Make AFNI/SUMA profiles

Copy+paste the following:

cp $HOME/abin/AFNI.afnirc $HOME/.afnirc
suma -update_env

Purpose: As noted in the Technical notes, AFNI and SUMA have a lot of default settings, controlled using environment variables. The above initializes vanilla-mode profiles with default values for both AFNI and SUMA.

These files ($HOME/.afnirc and $HOME/.sumarc) can be edited to the user’s heart’s content, setting up specific profile features you want when using AFNI and SUMA (e.g., having left=left when viewing axial slices, making default colorbars, etc.).

Prepare for Bootcamp

Copy+paste the following:

curl -O https://afni.nimh.nih.gov/pub/dist/edu/data/CD.tgz
tar xvzf CD.tgz
cd CD
tcsh s2.cp.files . ~
cd ..

Purpose: In order, these commands: get the tarred+zipped directory that contains the class data (and is hence named “CD”), downloading it to the current location in the terminal; untar/unzip it (=opens it up); go into the newly opened directory; execute a script to copy the files to $HOME/CD/; and finally exit the directory.
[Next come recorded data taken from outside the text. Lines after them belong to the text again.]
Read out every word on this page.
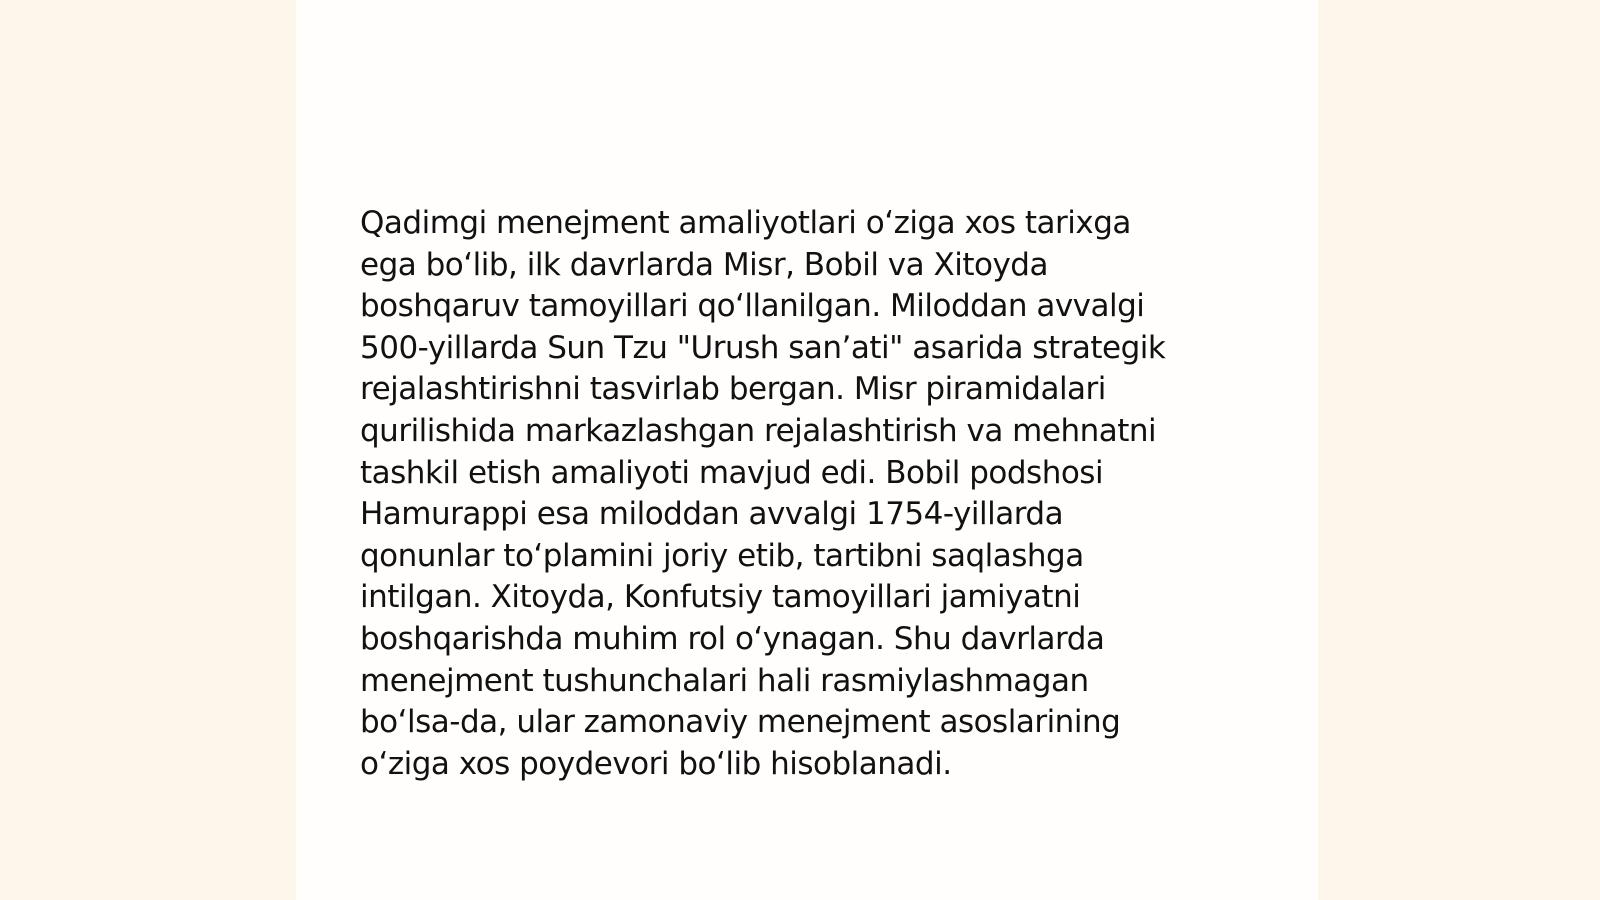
Qadimgi menejment amaliyotlari oʻziga xos tarixga
ega boʻlib, ilk davrlarda Misr, Bobil va Xitoyda
boshqaruv tamoyillari qoʻllanilgan. Miloddan avvalgi
500-yillarda Sun Tzu "Urush san’ati" asarida strategik
rejalashtirishni tasvirlab bergan. Misr piramidalari
qurilishida markazlashgan rejalashtirish va mehnatni
tashkil etish amaliyoti mavjud edi. Bobil podshosi
Hamurappi esa miloddan avvalgi 1754-yillarda
qonunlar toʻplamini joriy etib, tartibni saqlashga
intilgan. Xitoyda, Konfutsiy tamoyillari jamiyatni
boshqarishda muhim rol oʻynagan. Shu davrlarda
menejment tushunchalari hali rasmiylashmagan
boʻlsa-da, ular zamonaviy menejment asoslarining
oʻziga xos poydevori boʻlib hisoblanadi.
At this point, if there have been no errors, you can delete/remove the tarred/zipped package, using “rm CD.tgz”. If you are really confident, you can also deleted the CD tree in the present location (but leaving it in $HOME/CD/).

Note

If using Linux terminal commands is new to you, then do look over the handy Unix documentation/tutorial and practice a few of the basic commands on your own system (e.g., ls, cd, less, etc.). It will greatly enhance your bootcamp experience– we promise!

Evaluate setup/system (important!)

  1. Copy+paste the following, and read the displayed “Please Fix” section at the end of the output (try the suggestions there!):

    afni_system_check.py -check_all
    

    ... and, for extra help, copy+paste this:

    afni_system_check.py -check_all > out.afni_system_check.txt
    

    and email the file “out.afni_system_check.txt” to your local AFNI Guru for advice.

  2. Open up the AFNI and SUMA GUIs, juuuust to make sure all is well:

    afni
    suma
    

    Report any crashes!

  3. If the “system check” gives any errors, please:

Niceify terminal (optional, but goood)

To improve your life when using the terminal, copy+paste these:

echo 'set filec'    >> ~/.cshrc
echo 'set autolist' >> ~/.cshrc
echo 'set nobeep'   >> ~/.cshrc

echo 'alias ls ls --color=auto' >> ~/.cshrc
echo 'alias ll ls --color -l'   >> ~/.cshrc
echo 'alias ls="ls --color"'    >> ~/.bashrc
echo 'alias ll="ls --color -l"' >> ~/.bashrc

Purpose: The first commands set up tab autocompletion for tcsh (which should already be enabled for bash users by default). The second set of commands make aliases so that different types of files (“normal” files, zipped files, executables, et al.) and directories are shown using different colors and boldness. It makes it much easier to navigate on a terminal, IMHO.

Keep up-to-date (remember!)

  1. To update your AFNI any time in the future, just run:

    @update.afni.binaries -d
    

    That’s it!!

    Purpose: This will automatically download the correct, latest AFNI version to your computer, replacing your old binaries. It will also update the apearch help information. Update often!

  2. Check your AFNI version by typing:

    afni -ver
    

    Purpose: Report this useful info, whenever asking a question on the Message Board!

Note

The record of all changes (new options, new programs, bug fixes, et al.) in AFNI programs is maintained for all to see in the online AFNI History.